Ketua Umum GPRUKK, Asep Setiadi, S.H, menyampaikan bahwa pihaknya menerima banyak laporan dari masyarakat terkait keberadaan tempat hiburan malam yang beroperasi diduga tanpa izin dan dinilai meresahkan lingkungan sekitar.
Menindaklanjuti laporan tersebut, GPRUKK melakukan investigasi langsung ke lokasi dan menemukan adanya aktivitas hiburan malam yang diduga melanggar ketentuan Peraturan Daerah (Perda).
“Berdasarkan hasil investigasi kami di lapangan, aktivitas hiburan malam tersebut memang benar ada dan diduga tidak mengantongi izin sebagaimana yang diatur dalam peraturan daerah,” ujar Asep Setiadi, S.H, Ketua Umum GPRUKK.
Atas temuan itu, GPRUKK telah melayangkan surat pengaduan resmi kepada pihak Kecamatan Pasar Kemis dan Kelurahan Kuta Jaya. Namun, menurut Asep, pengaduan tersebut hanya ditindaklanjuti sebatas pemanggilan tanpa disertai langkah tegas yang memberikan efek jera.
Tidak hanya itu, pengaduan juga telah disampaikan kepada Satuan Polisi Pamong Praja (Satpol PP) Kabupaten Tangerang. Namun, berdasarkan informasi yang diperoleh GPRUKK, tindakan yang dilakukan Satpol PP diduga hanya sebatas pendataan tanpa adanya penertiban maupun penegakan hukum yang nyata.
“Satpol PP seharusnya menjadi garda terdepan dan terakhir dalam penegakan Perda. Jika hanya dilakukan pendataan tanpa tindakan tegas, maka pelanggaran akan terus berulang dan masyarakat yang dirugikan,” tegas Asep.
Karena menilai lemahnya penegakan Perda tersebut, GPRUKK akhirnya melaporkan persoalan ini ke Ombudsman Republik Indonesia Perwakilan Provinsi Banten. Langkah ini diambil agar Ombudsman dapat melakukan pemeriksaan terhadap kinerja aparat terkait, baik di tingkat kecamatan, kelurahan, maupun Satpol PP Kabupaten Tangerang.

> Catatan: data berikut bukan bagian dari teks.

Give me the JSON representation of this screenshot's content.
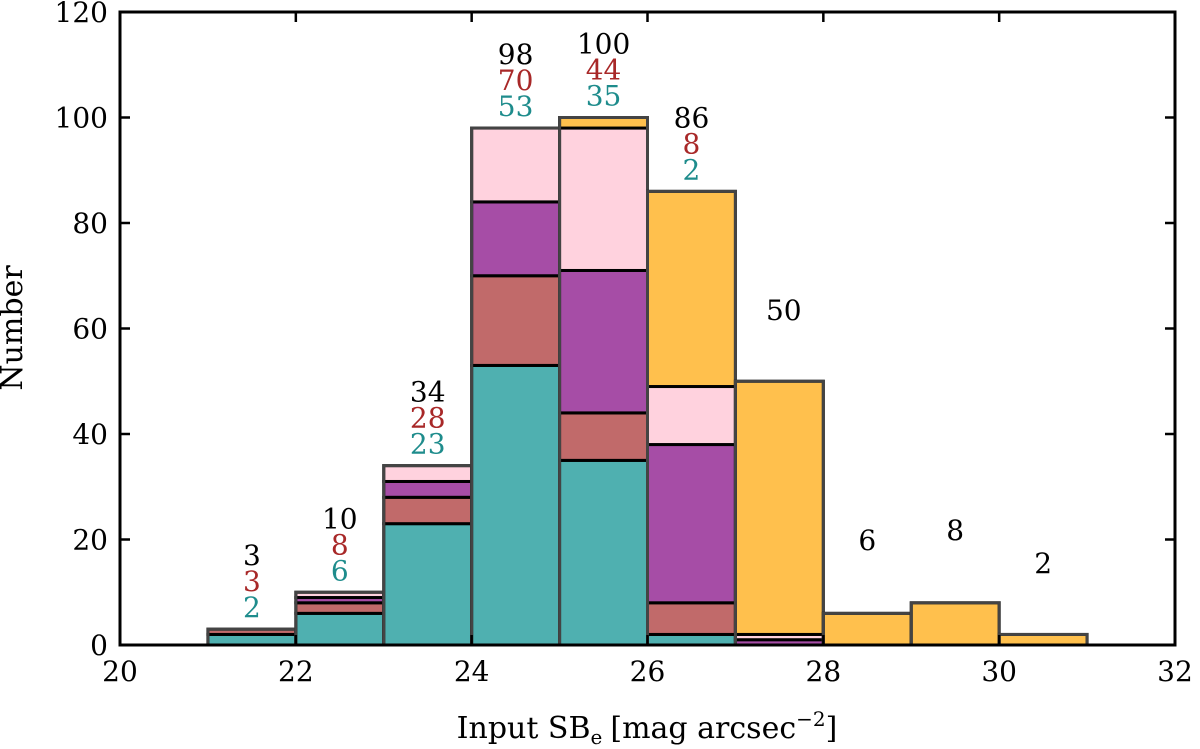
{
  "chart_data": {
    "type": "bar",
    "stacked": true,
    "xlabel": "Input SB",
    "xlabel_sub": "e",
    "xlabel_unit": "[mag arcsec",
    "xlabel_sup": "−2",
    "xlabel_close": "]",
    "ylabel": "Number",
    "xlim": [
      20,
      32
    ],
    "ylim": [
      0,
      120
    ],
    "xticks": [
      "20",
      "22",
      "24",
      "26",
      "28",
      "30",
      "32"
    ],
    "yticks": [
      "0",
      "20",
      "40",
      "60",
      "80",
      "100",
      "120"
    ],
    "bin_edges": [
      21,
      22,
      23,
      24,
      25,
      26,
      27,
      28,
      29,
      30,
      31
    ],
    "series": [
      {
        "color": "#4fb0b0",
        "values": [
          2,
          6,
          23,
          53,
          35,
          2,
          0,
          0,
          0,
          0
        ]
      },
      {
        "color": "#c16a6a",
        "values": [
          1,
          2,
          5,
          17,
          9,
          6,
          0,
          0,
          0,
          0
        ]
      },
      {
        "color": "#a64da6",
        "values": [
          0,
          1,
          3,
          14,
          27,
          30,
          1,
          0,
          0,
          0
        ]
      },
      {
        "color": "#ffd2de",
        "values": [
          0,
          1,
          3,
          14,
          27,
          11,
          1,
          0,
          0,
          0
        ]
      },
      {
        "color": "#ffc04d",
        "values": [
          0,
          0,
          0,
          0,
          2,
          37,
          48,
          6,
          8,
          2
        ]
      }
    ],
    "labels": {
      "totals": [
        "3",
        "10",
        "34",
        "98",
        "100",
        "86",
        "50",
        "6",
        "8",
        "2"
      ],
      "red": [
        "3",
        "8",
        "28",
        "70",
        "44",
        "8"
      ],
      "teal": [
        "2",
        "6",
        "23",
        "53",
        "35",
        "2"
      ],
      "colors": {
        "total": "#000000",
        "red": "#a82828",
        "teal": "#1e8c8c"
      }
    },
    "grid": false
  }
}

GPRUKK berharap pemerintah daerah dan aparat penegak Perda dapat segera mengambil langkah konkret dan profesional agar persoalan hiburan malam ilegal di wilayah Pasar Kemis dapat ditertibkan sesuai aturan hukum yang berlaku, demi menjaga ketertiban umum dan kenyamanan masyarakat.